Sunday, August 30, 2015

Early Equity Futures Point Much Lower for a Monday's Opening


$INDU's futures are down approximately "200 points" in early Sunday trading. Could this be a harbinger of last Monday? 

INDU's EMA is Bearish: Sell Equities and Move to TSYs

Note: Click inside chart to enlarge it.

Tuesday, August 25, 2015

Am I Buying This Dip? Not on Your Life!


On Sunday, August 23, 2015, I said the following: “Therefore, my best guest is that we could see more early selling pressure Monday morning, which would be a continuation of Friday’s selling along with early selling pressure coming from Asia markets on Monday. However, I would not be surprised that early selling would lead to a price reversal that actually leads to the market closing higher on Monday. Then, the market could stage higher prices through Wednesday.  A sharp sell off Thursday and Friday, which would test Monday’s low.”
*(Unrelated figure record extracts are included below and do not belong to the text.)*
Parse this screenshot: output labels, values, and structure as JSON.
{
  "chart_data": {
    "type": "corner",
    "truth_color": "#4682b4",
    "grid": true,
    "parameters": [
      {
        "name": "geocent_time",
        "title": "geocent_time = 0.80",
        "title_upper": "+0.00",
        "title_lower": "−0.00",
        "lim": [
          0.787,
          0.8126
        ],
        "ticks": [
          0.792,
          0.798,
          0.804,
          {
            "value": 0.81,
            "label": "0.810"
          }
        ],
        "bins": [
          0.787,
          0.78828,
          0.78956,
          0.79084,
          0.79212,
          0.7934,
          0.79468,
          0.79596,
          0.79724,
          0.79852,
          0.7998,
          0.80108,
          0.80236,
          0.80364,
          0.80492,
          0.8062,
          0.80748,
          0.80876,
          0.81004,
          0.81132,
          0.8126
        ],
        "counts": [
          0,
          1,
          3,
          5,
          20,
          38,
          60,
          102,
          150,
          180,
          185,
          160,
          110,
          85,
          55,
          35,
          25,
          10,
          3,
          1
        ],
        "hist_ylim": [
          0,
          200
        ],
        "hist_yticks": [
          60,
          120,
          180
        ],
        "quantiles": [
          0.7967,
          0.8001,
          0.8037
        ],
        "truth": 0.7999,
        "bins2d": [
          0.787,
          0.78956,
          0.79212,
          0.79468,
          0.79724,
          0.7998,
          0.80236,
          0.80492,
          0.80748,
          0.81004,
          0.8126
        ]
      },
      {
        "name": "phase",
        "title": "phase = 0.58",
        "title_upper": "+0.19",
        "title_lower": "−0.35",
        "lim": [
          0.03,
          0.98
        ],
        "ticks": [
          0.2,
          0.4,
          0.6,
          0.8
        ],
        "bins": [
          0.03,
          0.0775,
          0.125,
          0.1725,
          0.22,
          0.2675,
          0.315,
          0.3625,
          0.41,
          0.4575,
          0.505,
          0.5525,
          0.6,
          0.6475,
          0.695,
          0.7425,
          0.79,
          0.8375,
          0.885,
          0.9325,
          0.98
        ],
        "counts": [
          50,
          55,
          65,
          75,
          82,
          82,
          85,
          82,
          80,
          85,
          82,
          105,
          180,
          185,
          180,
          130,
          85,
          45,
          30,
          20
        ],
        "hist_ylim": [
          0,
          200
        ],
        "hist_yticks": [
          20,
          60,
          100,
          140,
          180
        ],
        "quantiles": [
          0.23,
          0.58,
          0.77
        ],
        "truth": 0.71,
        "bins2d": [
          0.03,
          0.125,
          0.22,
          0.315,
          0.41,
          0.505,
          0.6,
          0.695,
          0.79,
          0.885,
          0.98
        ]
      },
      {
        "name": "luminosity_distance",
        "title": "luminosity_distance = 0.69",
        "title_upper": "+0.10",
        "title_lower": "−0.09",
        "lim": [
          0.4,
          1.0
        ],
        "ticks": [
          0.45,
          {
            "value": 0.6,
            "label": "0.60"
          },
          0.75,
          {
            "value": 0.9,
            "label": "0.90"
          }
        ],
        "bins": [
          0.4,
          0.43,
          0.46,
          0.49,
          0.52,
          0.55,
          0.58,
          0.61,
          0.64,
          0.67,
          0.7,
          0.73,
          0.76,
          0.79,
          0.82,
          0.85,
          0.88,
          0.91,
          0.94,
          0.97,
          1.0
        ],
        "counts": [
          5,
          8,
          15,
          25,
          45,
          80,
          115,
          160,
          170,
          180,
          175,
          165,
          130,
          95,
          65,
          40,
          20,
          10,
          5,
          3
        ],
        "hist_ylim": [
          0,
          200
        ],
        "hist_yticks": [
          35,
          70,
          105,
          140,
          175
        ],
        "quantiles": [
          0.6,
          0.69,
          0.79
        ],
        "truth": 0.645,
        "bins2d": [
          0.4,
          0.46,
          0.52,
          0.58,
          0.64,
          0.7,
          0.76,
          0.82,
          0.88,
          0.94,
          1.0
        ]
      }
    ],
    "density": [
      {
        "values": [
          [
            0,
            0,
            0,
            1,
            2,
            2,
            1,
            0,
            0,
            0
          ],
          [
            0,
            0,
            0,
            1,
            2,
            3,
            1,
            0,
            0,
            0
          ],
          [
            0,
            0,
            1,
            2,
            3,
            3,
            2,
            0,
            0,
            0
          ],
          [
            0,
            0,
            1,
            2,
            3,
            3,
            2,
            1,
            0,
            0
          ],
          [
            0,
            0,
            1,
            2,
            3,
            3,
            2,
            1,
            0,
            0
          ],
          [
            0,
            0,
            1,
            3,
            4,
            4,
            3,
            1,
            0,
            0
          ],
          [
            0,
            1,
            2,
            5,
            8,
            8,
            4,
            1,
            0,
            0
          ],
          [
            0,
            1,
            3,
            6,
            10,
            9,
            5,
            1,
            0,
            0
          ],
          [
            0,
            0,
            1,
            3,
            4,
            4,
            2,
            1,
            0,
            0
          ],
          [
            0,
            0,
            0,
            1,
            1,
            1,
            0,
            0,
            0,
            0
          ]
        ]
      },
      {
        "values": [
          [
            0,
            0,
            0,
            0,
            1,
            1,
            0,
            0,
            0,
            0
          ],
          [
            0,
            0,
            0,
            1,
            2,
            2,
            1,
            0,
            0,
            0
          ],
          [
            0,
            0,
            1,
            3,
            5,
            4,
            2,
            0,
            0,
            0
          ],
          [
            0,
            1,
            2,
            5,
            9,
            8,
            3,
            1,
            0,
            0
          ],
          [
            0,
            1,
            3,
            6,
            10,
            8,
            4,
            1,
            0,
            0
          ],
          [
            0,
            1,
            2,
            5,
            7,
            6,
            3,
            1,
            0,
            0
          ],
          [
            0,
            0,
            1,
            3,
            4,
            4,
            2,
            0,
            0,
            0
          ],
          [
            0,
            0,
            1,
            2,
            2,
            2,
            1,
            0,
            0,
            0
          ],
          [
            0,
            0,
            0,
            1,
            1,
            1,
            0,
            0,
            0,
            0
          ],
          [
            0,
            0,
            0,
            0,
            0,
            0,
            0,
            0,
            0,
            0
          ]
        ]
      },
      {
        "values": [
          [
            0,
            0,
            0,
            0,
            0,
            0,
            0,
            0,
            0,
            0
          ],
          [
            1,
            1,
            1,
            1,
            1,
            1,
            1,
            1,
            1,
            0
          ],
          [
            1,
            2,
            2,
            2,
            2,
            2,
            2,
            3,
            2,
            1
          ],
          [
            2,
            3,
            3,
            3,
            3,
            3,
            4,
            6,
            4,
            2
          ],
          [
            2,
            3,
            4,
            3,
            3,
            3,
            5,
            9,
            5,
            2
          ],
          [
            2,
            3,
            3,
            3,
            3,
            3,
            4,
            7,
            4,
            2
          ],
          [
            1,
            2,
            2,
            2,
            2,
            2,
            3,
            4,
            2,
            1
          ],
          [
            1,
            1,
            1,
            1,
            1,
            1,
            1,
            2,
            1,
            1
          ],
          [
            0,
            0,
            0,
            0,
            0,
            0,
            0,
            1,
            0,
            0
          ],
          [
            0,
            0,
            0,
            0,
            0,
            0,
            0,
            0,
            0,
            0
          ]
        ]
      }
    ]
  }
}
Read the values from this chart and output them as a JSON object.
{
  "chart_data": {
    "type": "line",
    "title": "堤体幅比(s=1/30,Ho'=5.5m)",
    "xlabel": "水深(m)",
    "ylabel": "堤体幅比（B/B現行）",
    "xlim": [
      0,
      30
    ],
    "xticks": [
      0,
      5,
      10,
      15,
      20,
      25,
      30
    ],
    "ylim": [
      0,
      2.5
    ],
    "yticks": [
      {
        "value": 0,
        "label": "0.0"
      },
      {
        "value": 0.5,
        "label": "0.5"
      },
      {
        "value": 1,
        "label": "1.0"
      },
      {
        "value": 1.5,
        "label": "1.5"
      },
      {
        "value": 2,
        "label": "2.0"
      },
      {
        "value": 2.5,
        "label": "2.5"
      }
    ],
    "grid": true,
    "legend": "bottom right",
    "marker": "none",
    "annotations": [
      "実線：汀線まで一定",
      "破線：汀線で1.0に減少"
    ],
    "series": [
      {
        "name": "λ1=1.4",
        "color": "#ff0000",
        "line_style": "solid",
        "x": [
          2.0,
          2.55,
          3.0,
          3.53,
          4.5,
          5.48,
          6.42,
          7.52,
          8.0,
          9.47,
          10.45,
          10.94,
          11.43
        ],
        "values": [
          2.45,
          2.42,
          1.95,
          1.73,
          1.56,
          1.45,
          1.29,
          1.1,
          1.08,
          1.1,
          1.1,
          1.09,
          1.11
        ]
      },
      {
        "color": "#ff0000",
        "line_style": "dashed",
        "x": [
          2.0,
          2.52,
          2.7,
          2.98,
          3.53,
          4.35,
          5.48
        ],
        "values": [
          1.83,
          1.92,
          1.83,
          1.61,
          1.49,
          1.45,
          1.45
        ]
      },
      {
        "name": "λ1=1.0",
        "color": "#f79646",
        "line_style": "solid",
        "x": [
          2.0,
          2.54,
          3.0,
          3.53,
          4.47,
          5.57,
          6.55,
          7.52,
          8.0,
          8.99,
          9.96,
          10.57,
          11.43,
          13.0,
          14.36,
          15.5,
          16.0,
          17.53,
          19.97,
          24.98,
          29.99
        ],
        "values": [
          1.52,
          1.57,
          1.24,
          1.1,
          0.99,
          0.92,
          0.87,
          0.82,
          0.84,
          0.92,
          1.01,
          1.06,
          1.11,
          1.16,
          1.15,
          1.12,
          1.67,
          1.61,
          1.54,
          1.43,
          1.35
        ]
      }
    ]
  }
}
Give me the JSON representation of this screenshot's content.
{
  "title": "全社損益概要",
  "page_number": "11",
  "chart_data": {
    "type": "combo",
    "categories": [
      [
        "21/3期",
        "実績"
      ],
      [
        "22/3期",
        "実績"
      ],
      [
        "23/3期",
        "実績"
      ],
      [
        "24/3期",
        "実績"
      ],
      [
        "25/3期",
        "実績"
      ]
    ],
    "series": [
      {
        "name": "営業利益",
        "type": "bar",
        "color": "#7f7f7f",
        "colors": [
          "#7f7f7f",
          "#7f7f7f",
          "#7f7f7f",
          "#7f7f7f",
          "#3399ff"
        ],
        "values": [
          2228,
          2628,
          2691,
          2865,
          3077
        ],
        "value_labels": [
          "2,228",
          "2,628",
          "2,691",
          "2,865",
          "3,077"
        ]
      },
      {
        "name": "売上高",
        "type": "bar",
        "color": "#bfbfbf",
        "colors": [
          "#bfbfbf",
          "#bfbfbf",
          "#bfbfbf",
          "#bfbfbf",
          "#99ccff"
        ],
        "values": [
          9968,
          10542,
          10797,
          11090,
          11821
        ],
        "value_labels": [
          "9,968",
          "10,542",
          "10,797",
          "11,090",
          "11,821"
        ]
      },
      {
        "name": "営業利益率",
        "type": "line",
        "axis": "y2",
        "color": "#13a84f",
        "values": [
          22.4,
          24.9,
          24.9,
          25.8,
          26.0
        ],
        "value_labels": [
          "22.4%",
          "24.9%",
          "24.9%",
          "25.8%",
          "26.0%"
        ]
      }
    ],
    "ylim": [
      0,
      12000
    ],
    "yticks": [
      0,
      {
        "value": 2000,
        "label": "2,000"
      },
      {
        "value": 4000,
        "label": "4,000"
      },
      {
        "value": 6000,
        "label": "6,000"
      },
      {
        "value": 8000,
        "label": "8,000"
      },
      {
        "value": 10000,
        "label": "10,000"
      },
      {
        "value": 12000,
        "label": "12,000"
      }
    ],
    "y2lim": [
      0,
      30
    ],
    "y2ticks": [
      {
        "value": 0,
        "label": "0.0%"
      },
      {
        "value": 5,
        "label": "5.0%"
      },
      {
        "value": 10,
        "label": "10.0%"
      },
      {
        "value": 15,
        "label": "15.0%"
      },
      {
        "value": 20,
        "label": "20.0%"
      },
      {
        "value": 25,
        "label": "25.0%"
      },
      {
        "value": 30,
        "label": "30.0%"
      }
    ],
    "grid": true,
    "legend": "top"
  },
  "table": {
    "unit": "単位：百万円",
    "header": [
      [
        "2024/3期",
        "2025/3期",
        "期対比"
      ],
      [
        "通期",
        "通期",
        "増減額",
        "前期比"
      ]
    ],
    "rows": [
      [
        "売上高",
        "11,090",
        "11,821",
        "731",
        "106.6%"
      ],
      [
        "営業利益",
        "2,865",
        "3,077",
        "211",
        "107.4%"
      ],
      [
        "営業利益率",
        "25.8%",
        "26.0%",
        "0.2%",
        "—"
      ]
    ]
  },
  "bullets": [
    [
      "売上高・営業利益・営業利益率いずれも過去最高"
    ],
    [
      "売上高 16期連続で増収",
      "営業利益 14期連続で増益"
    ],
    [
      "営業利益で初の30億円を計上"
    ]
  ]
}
What happened on Monday? The DJIA plummeted 1,089 points right out of the gate, which was the largest single day drop ever.  By days end, the DJIA recovered about half of the initial loss to close over 500 points lower. According to my Sunday blog, the DJIA did not close up for the day; however, it did recoup a significant portion of that initial decline. Today, Tuesday, I was anticipated, as stated Sunday, a rally to carry the DJIA up for the day. Well, it started out very well. DJIA up 500 points, and, throughout the day, it was hovering about 250+ points higher. Then, in the last twenty minutes of trading, it tanked to close 204 points lower, which was very unimpressive.  I still believe that Monday’s low at 15,370.33 remains a critical mass. If that price level is taken out, say within the next couple of weeks, the next major support is at 14,300.

As I stated this past Friday, the DJIA’s 15/40-week Exponential Moving Average (EMA) Strategy has spoken that the trend has changed from bullish to bearish. And, until we have a reversal of that strategy, the best investments going forward are Treasury Bills and inverse index funds.

Sunday, August 23, 2015

DJIA: Expectations for Monday, August 24, 2015


The “Exponential Moving Average” spoke on Friday, August 21. That is, the DJIA’s 15-week EMA closed below its 40-week EMA, which signaled a change in the intermediate trend from bullish to bearish. Since this is a weekly signal, any price action that happens during the week is considered “investment noise.”  That is, these daily price movements are an annoyance that must be put up with until the close of the market on Friday. However, Homo sapiens being an impatient lot do not want to wait until Friday. Therefore, my best guest is that we could see more early selling pressure Monday morning, which would be a continuation of Friday’s selling along with early selling pressure coming from Asia markets on Monday. However, I would not be surprised that early selling would lead to a price reversal that actually leads to the market closing higher on Monday. Then, the market could stage higher prices through Wednesday.  A sharp sell off Thursday and Friday, which would test Monday’s low. 

Update: As of 11:30 PM (EST), the DJIA's futures are down over 400 points. Definitely looks like a rough start for the market when it opens on Monday.